Type: A Visual History of Typefaces

A book about fonts – if you think about it for too long it’s kind of a strange idea, right? It’s like a poem about words or a sketch about pencils. But regardless of how odd the notion might sound, typefaces are actually quite interesting. Don’t believe me? What if I were to tell you that some of the fonts that you have on your computer date back to the late 1500’s? Fonts haven’t always been so ubiquitous as they are today, and with so many of them at your fingertips, it’s easy to forget that the printed word has a rich story behind it.

Before we get into what you’ll find in these books, you should know that neither volume is intended to be read from cover to cover. Rather, they’re much better suited for laid-back coffee table reading. Big, luscious pages, ample illustrations, and painstakingly detailed reproductions of various typefaces make them great for a casual thumb through; stopping here and there to read the history of this font or that.

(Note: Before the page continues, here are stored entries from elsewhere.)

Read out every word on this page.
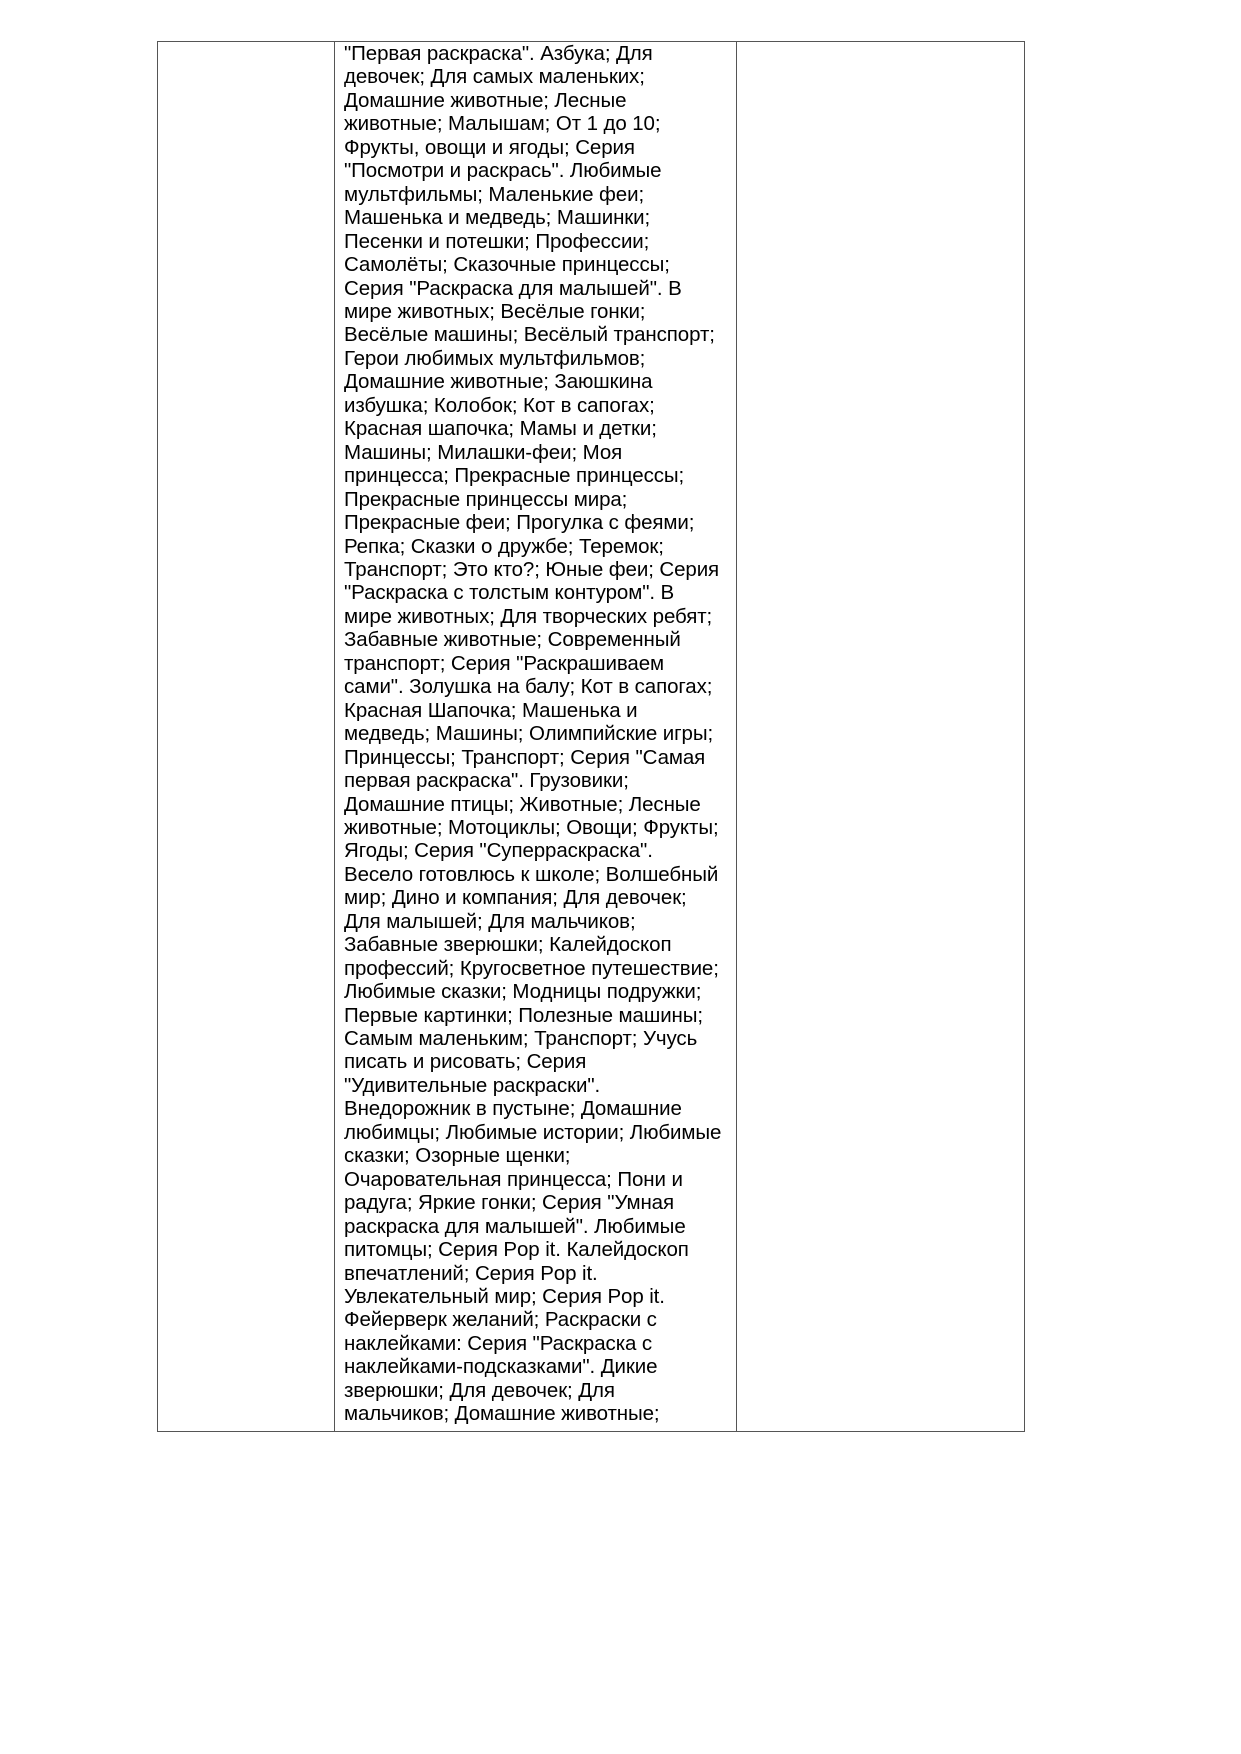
"Первая раскраска". Азбука; Для
девочек; Для самых маленьких;
Домашние животные; Лесные
животные; Малышам; От 1 до 10;
Фрукты, овощи и ягоды; Серия
"Посмотри и раскрась". Любимые
мультфильмы; Маленькие феи;
Машенька и медведь; Машинки;
Песенки и потешки; Профессии;
Самолёты; Сказочные принцессы;
Серия "Раскраска для малышей". В
мире животных; Весёлые гонки;
Весёлые машины; Весёлый транспорт;
Герои любимых мультфильмов;
Домашние животные; Заюшкина
избушка; Колобок; Кот в сапогах;
Красная шапочка; Мамы и детки;
Машины; Милашки-феи; Моя
принцесса; Прекрасные принцессы;
Прекрасные принцессы мира;
Прекрасные феи; Прогулка с феями;
Репка; Сказки о дружбе; Теремок;
Транспорт; Это кто?; Юные феи; Серия
"Раскраска с толстым контуром". В
мире животных; Для творческих ребят;
Забавные животные; Современный
транспорт; Серия "Раскрашиваем
сами". Золушка на балу; Кот в сапогах;
Красная Шапочка; Машенька и
медведь; Машины; Олимпийские игры;
Принцессы; Транспорт; Серия "Самая
первая раскраска". Грузовики;
Домашние птицы; Животные; Лесные
животные; Мотоциклы; Овощи; Фрукты;
Ягоды; Серия "Суперраскраска".
Весело готовлюсь к школе; Волшебный
мир; Дино и компания; Для девочек;
Для малышей; Для мальчиков;
Забавные зверюшки; Калейдоскоп
профессий; Кругосветное путешествие;
Любимые сказки; Модницы подружки;
Первые картинки; Полезные машины;
Самым маленьким; Транспорт; Учусь
писать и рисовать; Серия
"Удивительные раскраски".
Внедорожник в пустыне; Домашние
любимцы; Любимые истории; Любимые
сказки; Озорные щенки;
Очаровательная принцесса; Пони и
радуга; Яркие гонки; Серия "Умная
раскраска для малышей". Любимые
питомцы; Серия Pop it. Калейдоскоп
впечатлений; Серия Pop it.
Увлекательный мир; Серия Pop it.
Фейерверк желаний; Раскраски с
наклейками: Серия "Раскраска с
наклейками-подсказками". Дикие
зверюшки; Для девочек; Для
мальчиков; Домашние животные;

We must admit that the title is a bit misleading, though. These books are not so much a complete history of typography as they are a visual tour through the collection of Jan Tholenaar – a Dutch bibliophile who had a soft spot for ornamental metal typefaces. His collection of type specimens is incredibly large, and while the books do offer up a wealth of good history behind each one, we still can’t call this a complete history. Volume I covers the period between 1628-1900, and Volume II covers types collected from 1900-1938, but both books tend to focus on ornamental types and not much else. That being said, however, ornamental typefaces are definitely the most fun to look at.

If you make it past the choppy preface and introduction sections, you’re sure to come across something that piques your interest. Certain passages are better than others, but overall I found them to be a fun and enjoyable read, and they’ll definitely be occupying a spot on my coffee table for years to come.